О платье в милиции, оказывается, было уже известно. Прежде чем заехать за ней и Андреем, работники милиции побывали в квартире у ее родителей и обнаружили платье. В милиции была заявка из магазина. Его узнали по описанию продавщицы. Но обнаружили платье случайно, искали-то шапки — дамские собольи и мужские из ондатры.
Ей сначала не поверили, что она ничего не знает. Про шапки. Ей это было как-то все равно. Нужно было обдумать другое, то, что обрушилось так неожиданно и отчего у нее похолодело сердце. Она-то думала: Андрей сильный, Андреи все может. Ну, если и не все, то многое. И семьи своей ему не нужно стыдиться. Известность и уважение, которыми пользовалась его мать, отбрасывали свой свет и на него. А он оказался вором. Деньги, которые он так легко и с таким шиком тратил, — ворованные. Андрей и Валерка выручили их за четыре снятые шапки. Всего лишь четыре, больше они не успели. Да и какая разница — четыре или одна? Вор все равно вор.

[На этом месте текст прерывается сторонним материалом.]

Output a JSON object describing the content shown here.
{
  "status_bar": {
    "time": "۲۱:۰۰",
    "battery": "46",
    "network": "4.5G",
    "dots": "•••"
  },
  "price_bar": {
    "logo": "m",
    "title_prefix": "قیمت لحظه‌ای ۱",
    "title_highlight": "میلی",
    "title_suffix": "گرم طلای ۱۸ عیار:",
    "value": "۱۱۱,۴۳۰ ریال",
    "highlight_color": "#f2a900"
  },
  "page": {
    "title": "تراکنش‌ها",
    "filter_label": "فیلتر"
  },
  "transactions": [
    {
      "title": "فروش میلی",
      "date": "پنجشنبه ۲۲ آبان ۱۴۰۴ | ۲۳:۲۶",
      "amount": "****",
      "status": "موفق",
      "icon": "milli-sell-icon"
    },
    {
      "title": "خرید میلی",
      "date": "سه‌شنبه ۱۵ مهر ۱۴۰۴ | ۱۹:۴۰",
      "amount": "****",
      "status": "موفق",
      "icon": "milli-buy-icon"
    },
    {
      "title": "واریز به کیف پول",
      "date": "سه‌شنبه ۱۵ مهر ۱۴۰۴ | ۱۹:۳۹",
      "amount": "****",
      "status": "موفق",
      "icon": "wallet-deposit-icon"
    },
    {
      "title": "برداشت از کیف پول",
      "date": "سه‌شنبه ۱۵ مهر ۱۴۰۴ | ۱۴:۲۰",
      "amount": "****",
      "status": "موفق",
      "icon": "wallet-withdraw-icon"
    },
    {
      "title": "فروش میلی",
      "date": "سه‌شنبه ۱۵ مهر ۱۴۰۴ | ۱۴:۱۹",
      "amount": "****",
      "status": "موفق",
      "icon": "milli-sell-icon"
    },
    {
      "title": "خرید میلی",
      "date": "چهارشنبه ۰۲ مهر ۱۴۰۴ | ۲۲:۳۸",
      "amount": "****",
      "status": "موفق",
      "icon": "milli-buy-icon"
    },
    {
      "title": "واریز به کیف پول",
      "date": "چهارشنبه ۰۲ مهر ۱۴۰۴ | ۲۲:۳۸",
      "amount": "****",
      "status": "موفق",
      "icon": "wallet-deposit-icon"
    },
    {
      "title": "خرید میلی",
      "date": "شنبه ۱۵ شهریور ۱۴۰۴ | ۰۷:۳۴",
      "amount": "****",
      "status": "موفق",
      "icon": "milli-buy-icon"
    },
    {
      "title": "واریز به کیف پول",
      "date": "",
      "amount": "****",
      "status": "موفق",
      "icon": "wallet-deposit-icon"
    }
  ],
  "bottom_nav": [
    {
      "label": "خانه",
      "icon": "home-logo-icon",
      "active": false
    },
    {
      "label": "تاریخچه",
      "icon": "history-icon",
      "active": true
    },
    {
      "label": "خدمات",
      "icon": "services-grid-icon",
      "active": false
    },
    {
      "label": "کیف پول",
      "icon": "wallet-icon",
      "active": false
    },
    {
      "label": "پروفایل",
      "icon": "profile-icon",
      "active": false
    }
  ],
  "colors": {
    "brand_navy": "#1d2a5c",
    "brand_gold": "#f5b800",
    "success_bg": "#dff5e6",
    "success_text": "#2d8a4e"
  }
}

В милиции их сразу же развели по разным комнатам. Андрей даже не посмотрел в ее сторону, будто ее, Ритки, тут и не было. Плечи развернул, голову вздернул, а руки скрещены за спиной.
Ее продержали ночь в следственном изоляторе. Так называлась комната с двумя обшарпанными топчанами без матрацев. Не сомкнула глаз и на минуту. Знобило, и чтобы согреться, то садилась на топчан, то соскакивала с него. Уныло горела пыльная лампочка под потолком, окон в комнате не было, часов — тоже, и было такое впечатление, что утро никогда и не наступит.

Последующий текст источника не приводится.